# Citizen World Chronograph A-T Limited Edition



## preisman (Dec 27, 2012)

This is my most recent watch and it was also this year's Christmas gift to myself.

Some of the features that drew me in was the fact it has RC controlled timekeeping for 26 timezones, has a perpetual calender and has a crocodile strap.

For me, I really like the style of the watch. The dial has a subtle world background. There is a meter to show how much power the watch has. It is not the most simple watch to set and took me some time the first try. The crocodile strap is very nice and comfortable. The red lining gives the watch a bit of a sporty look and makes it a very casual watch to wear.

If I missed anything or have any questions please ask and I will be sure to answer them. Enjoy the pictures.


----------



## stew1982 (Aug 24, 2012)

Lovely looking watch that, love the subtle world map - not personally keen on the strap (although, can't actually work out why to be honest!?) think I'd go for something plain black or sporty in a different way.
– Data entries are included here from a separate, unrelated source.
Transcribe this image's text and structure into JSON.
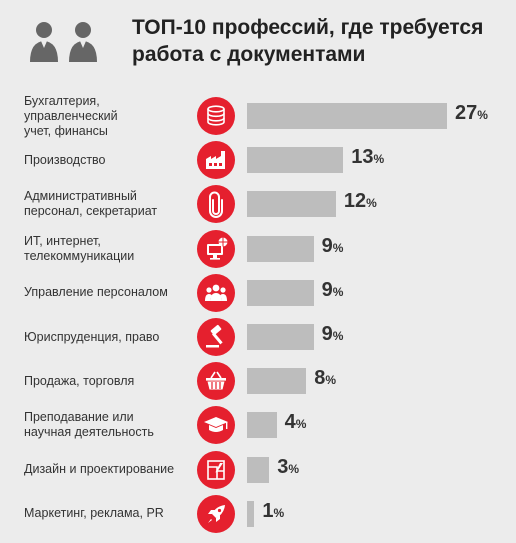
{
  "title": {
    "line1": "ТОП-10 профессий, где требуется",
    "line2": "работа с документами"
  },
  "colors": {
    "icon": "#e5202e",
    "bar": "#bdbdbd",
    "background": "#ececec"
  },
  "header_icon": "two-people-icon",
  "chart_data": {
    "type": "bar",
    "orientation": "horizontal",
    "unit": "%",
    "categories": [
      "Бухгалтерия, управленческий учет, финансы",
      "Производство",
      "Административный персонал, секретариат",
      "ИТ, интернет, телекоммуникации",
      "Управление персоналом",
      "Юриспруденция, право",
      "Продажа, торговля",
      "Преподавание или научная деятельность",
      "Дизайн и проектирование",
      "Маркетинг, реклама, PR"
    ],
    "values": [
      27,
      13,
      12,
      9,
      9,
      9,
      8,
      4,
      3,
      1
    ],
    "xlim": [
      0,
      27
    ],
    "grid": false,
    "legend": "none"
  },
  "rows": [
    {
      "label_lines": [
        "Бухгалтерия, управленческий",
        "учет, финансы"
      ],
      "value": "27",
      "pct": "%",
      "icon": "coins-icon"
    },
    {
      "label_lines": [
        "Производство"
      ],
      "value": "13",
      "pct": "%",
      "icon": "factory-icon"
    },
    {
      "label_lines": [
        "Административный",
        "персонал, секретариат"
      ],
      "value": "12",
      "pct": "%",
      "icon": "paperclip-icon"
    },
    {
      "label_lines": [
        "ИТ, интернет,",
        "телекоммуникации"
      ],
      "value": "9",
      "pct": "%",
      "icon": "computer-network-icon"
    },
    {
      "label_lines": [
        "Управление персоналом"
      ],
      "value": "9",
      "pct": "%",
      "icon": "people-group-icon"
    },
    {
      "label_lines": [
        "Юриспруденция, право"
      ],
      "value": "9",
      "pct": "%",
      "icon": "gavel-icon"
    },
    {
      "label_lines": [
        "Продажа, торговля"
      ],
      "value": "8",
      "pct": "%",
      "icon": "shopping-basket-icon"
    },
    {
      "label_lines": [
        "Преподавание или",
        "научная деятельность"
      ],
      "value": "4",
      "pct": "%",
      "icon": "graduation-cap-icon"
    },
    {
      "label_lines": [
        "Дизайн и проектирование"
      ],
      "value": "3",
      "pct": "%",
      "icon": "blueprint-icon"
    },
    {
      "label_lines": [
        "Маркетинг, реклама, PR"
      ],
      "value": "1",
      "pct": "%",
      "icon": "rocket-icon"
    }
  ]
}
In fact - I think the texture of the material in the box would make a great strap!


----------



## jbw (May 6, 2008)

Nice..I have had a Citizen radio controlled for years. Agree with stew1982 on the strap though.


----------



## Rampant (Nov 27, 2012)

Disagree with the others ^^^

I like the strap - particularly the red edging.

Good looking watch you have there 

Cheerz

Mark H


----------



## taffyman (Apr 26, 2011)

very nice ...wish it were mine njoy H


----------



## PilotWatchLover (Sep 23, 2012)

That's bloody gorgeous


----------



## preisman (Dec 27, 2012)

Thanks everyone for the comments. The strap is nice, but I think the red edge and the white stitching is a bit off. I still like it a lot, but it is strange for sure.


----------



## knightrider (Jan 1, 2011)

Love the ecos, well done!


----------



## tall_tim (Jul 29, 2009)

stew1982 said:


> In fact - I think the texture of the material in the box would make a great strap!


Try a Hirsch carbon - same as the box lining.

Like this Citizen, didn't think I'd be keen on the world map, but the subtlety of it is quite cool.


----------



## preisman (Dec 27, 2012)

tall_tim said:


> stew1982 said:
> 
> 
> > In fact - I think the texture of the material in the box would make a great strap!
> ...


I will look at a Hirsch carbon, as an option.

As for the map, it is very subtle. You have to get the right angle.


----------



## Mikeeb (Dec 1, 2012)

Really nice. Love the world map and the red accents on the watch. I feel they should have gone with red stitching rather than the red and white. But lovely watch all the same. Enjoy.


----------